Parece que o destino resolveu pregar uma peça na Serra da Capivara. Do dia para noite — ou melhor, do voo para o chão — a região que abriga um dos maiores tesouros arqueológicos das Américas ficou isolada do mundo. Literalmente.
A suspensão dos voos comerciais para o aeroporto de São Raimundo Nonato, porta de entrada para o parque, está causando um efeito cascata que ninguém — nem mesmo os mais pessimistas — imaginava que seria tão devastador.
Turismo na UTI
"É como se tivessem fechado a torneira", desabafa Maria do Carmo, dona de pousada há 15 anos. Sua voz tremula ao contar que as reservas caíram 80% desde o anúncio. "A gente virou um destino só para aventureiros dispostos a encarar 8 horas de estrada poeirenta."
Os números assustam:
- Hotéis operando com 20% da capacidade
- Guias turísticos migrando para outras atividades
- Restaurantes fechando as portas antes do horário
Pesquisas em risco
Enquanto isso, nas escavações arqueológicas, a situação não é menos dramática. "Temos equipamentos parados porque os técnicos simplesmente não conseguem chegar", explica o pesquisador Carlos Augusto, mostrando um drone caríssimo encaixotado. "Cada dia sem trabalho é um capítulo da história humana que deixamos de descobrir."
E não pense que é só questão de paciência.

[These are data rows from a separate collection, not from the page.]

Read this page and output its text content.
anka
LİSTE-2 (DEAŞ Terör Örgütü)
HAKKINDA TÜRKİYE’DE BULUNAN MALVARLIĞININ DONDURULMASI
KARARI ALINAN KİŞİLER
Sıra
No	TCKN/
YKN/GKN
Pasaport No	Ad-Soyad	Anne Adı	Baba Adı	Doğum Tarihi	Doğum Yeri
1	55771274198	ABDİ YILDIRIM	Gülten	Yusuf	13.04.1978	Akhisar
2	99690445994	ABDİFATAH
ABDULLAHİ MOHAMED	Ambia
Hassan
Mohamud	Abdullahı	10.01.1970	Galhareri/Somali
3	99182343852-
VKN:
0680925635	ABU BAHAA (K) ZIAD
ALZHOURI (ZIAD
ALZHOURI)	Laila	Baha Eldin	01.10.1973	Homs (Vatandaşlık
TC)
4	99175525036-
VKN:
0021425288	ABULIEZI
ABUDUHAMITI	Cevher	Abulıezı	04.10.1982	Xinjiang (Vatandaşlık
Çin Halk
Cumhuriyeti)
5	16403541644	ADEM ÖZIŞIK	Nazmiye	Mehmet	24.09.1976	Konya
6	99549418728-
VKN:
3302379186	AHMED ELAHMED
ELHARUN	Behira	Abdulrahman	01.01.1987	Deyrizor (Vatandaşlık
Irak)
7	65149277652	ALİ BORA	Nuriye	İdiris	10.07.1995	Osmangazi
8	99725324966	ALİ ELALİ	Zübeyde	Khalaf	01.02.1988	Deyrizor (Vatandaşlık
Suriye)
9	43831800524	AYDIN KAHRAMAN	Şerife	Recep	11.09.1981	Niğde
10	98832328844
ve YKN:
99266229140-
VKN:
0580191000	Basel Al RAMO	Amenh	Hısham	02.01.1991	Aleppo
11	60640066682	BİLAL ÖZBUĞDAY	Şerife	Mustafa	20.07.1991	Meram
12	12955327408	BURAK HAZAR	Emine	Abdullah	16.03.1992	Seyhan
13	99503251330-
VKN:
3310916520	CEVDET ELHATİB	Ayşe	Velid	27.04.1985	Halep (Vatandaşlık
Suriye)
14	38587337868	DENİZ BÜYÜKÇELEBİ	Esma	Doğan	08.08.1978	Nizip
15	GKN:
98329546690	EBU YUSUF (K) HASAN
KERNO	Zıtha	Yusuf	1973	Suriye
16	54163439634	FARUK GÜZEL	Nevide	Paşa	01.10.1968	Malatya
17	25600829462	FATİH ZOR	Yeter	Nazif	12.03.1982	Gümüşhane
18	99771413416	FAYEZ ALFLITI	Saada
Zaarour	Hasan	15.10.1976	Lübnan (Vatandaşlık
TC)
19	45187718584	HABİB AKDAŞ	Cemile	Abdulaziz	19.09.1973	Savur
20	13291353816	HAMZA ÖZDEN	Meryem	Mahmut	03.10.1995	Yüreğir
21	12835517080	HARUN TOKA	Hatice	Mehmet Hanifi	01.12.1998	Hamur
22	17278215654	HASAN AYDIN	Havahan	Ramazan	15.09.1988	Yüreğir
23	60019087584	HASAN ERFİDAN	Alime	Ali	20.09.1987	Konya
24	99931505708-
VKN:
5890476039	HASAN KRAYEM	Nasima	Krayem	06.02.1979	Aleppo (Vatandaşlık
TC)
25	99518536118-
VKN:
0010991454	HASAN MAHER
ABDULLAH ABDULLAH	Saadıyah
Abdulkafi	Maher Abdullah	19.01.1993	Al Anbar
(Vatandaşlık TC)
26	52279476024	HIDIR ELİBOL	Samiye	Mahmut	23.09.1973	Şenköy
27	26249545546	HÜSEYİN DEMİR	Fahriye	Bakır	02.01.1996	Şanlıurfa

Alguns projetos internacionais já ameaçam retirar financiamento — afinal, tempo é dinheiro, e os custos com deslocamentos alternativos estão asfixiando os orçamentos.
O preço do isolamento
No mercado municipal, os agricultores locais fazem as contas amargas. "Antes, os turistas compravam nossos queijos e doces para levar de lembrança", conta seu Zé, enquanto arruma as prateleiras vazias. "Agora, metade da produção vai pro lixo."
O comércio como um todo estima prejuízos na casa dos R$ 3 milhões mensais. Um baque e tanto para uma região que já não nadava em abundância.
E agora?
Enquanto as autoridades discutem — porque discutir elas discutem — soluções paliativas começam a surgir. Algumas pousadas oferecem traslados de Teresina por preços que beiram o suicídio financeiro. Outras investem no turismo virtual, mas convenhamos: ver pinturas rupestres por Zoom é como comer feijoada só pelo cheiro.
O fato é que, sem uma solução rápida, a Serra da Capivara — essa joia da humanidade — corre o risco de se tornar mais uma vítima da nossa incrível capacidade de negligenciar o que temos de mais valioso.